If you have n levels you n-1 parameters since the last option is all other parameters set to 0. 

The term for what your seeing is called overparametization. 

Here's a quick overview and refer to a statistics textbook for more details. 

 

http://www.ats.ucla.edu/stat/mult_pkg/faq/general/dummy.htm

 

rili10ab
Calcite | Level 5
Thank you for your answer.

So the industrials-dummy is the base level.is it somehow possible to get a table where all estimates of the dummy variables are shown, and not the level compared to the base dummy variable industrials?
rili10ab
Calcite | Level 5

I would like the results to be like this, so it is possible to interpret the results on how sectors influence.

 

Untitled.jpg

Reeza
Super User
You have to have a reference level so no. One will have to be missing. You can decide which.
rili10ab
Calcite | Level 5

How do I find the influence from the excluded variable? 

 

I would like to interpret how each sector influence on Tobin and not to the difference between the sector and the reference level. 

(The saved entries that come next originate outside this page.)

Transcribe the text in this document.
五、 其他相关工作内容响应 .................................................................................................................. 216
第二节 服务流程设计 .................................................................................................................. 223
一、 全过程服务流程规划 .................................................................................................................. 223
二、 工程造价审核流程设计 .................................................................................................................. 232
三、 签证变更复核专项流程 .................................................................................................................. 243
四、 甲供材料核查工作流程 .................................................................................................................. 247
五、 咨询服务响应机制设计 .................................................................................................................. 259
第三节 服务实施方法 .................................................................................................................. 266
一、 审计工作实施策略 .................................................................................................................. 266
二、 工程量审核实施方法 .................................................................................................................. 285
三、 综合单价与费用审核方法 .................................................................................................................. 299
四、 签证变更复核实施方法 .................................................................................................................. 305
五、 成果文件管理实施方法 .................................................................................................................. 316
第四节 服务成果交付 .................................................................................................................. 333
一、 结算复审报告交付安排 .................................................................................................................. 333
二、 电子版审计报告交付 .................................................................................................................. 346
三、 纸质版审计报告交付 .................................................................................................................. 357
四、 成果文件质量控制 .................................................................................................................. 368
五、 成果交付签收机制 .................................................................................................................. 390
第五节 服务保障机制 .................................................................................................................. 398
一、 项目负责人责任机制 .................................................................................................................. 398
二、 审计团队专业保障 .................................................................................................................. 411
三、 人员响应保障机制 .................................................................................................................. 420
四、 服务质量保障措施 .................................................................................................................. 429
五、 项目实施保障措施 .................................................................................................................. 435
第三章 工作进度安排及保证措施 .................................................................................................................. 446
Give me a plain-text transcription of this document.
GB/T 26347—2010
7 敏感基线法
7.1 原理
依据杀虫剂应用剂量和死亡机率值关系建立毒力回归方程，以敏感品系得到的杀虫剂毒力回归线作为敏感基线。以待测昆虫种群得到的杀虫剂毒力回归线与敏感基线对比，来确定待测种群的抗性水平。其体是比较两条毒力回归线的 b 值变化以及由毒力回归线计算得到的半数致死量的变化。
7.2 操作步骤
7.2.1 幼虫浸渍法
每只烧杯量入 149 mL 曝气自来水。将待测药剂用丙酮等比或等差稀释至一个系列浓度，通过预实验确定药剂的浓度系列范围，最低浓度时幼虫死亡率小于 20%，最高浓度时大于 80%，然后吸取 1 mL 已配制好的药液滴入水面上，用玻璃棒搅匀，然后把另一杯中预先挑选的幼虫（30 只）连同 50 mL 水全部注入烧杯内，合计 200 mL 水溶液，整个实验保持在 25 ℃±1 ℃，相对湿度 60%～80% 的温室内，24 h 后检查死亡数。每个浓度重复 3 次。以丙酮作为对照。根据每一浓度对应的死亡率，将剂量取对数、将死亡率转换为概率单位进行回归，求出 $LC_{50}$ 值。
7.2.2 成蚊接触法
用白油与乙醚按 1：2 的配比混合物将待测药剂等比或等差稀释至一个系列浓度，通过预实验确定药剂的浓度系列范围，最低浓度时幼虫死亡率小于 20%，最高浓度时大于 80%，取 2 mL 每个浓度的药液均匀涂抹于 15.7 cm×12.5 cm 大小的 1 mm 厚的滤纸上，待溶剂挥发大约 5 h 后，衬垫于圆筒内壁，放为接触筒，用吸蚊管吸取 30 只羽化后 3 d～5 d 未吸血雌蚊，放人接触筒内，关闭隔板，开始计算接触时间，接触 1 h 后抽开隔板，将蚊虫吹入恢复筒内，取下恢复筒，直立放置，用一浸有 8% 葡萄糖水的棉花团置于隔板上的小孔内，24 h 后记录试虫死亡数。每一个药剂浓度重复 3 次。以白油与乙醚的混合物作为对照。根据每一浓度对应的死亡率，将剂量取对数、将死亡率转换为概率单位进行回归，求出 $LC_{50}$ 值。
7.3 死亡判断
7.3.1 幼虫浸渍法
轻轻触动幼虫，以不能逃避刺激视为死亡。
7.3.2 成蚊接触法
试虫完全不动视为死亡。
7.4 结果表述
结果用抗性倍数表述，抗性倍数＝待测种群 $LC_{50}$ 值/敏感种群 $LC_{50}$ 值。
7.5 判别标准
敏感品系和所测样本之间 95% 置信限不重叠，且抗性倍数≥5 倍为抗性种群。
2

Is it the effect coding method I should use? And is that possible with random effect model? Or should I just run regression without the intercept and interpret the results?

 

lvm
Rhodochrosite | Level 12 lvm
Rhodochrosite | Level 12

With the standard GLM parameterization, the intercept is the last level of the factor (level 6 in your case). You can take out the intercept (noint) and the six levels have estimates, with a direct interpretation. That is fine. However, the type III test for the factor is not testing the equality of the parameters (it is now testing the equality of the parateters all to 0). That is a big difference.

 

Using the default parameterization, you can use estimate statements to get the estimates for each level of the factor. Generic example:

estimate '1' int 1 f 1 0 0 0 0 0;

estimate '2' int 1 f 0 1 0 0 0 0;

and so on. Here "f" is my generic name for your factor.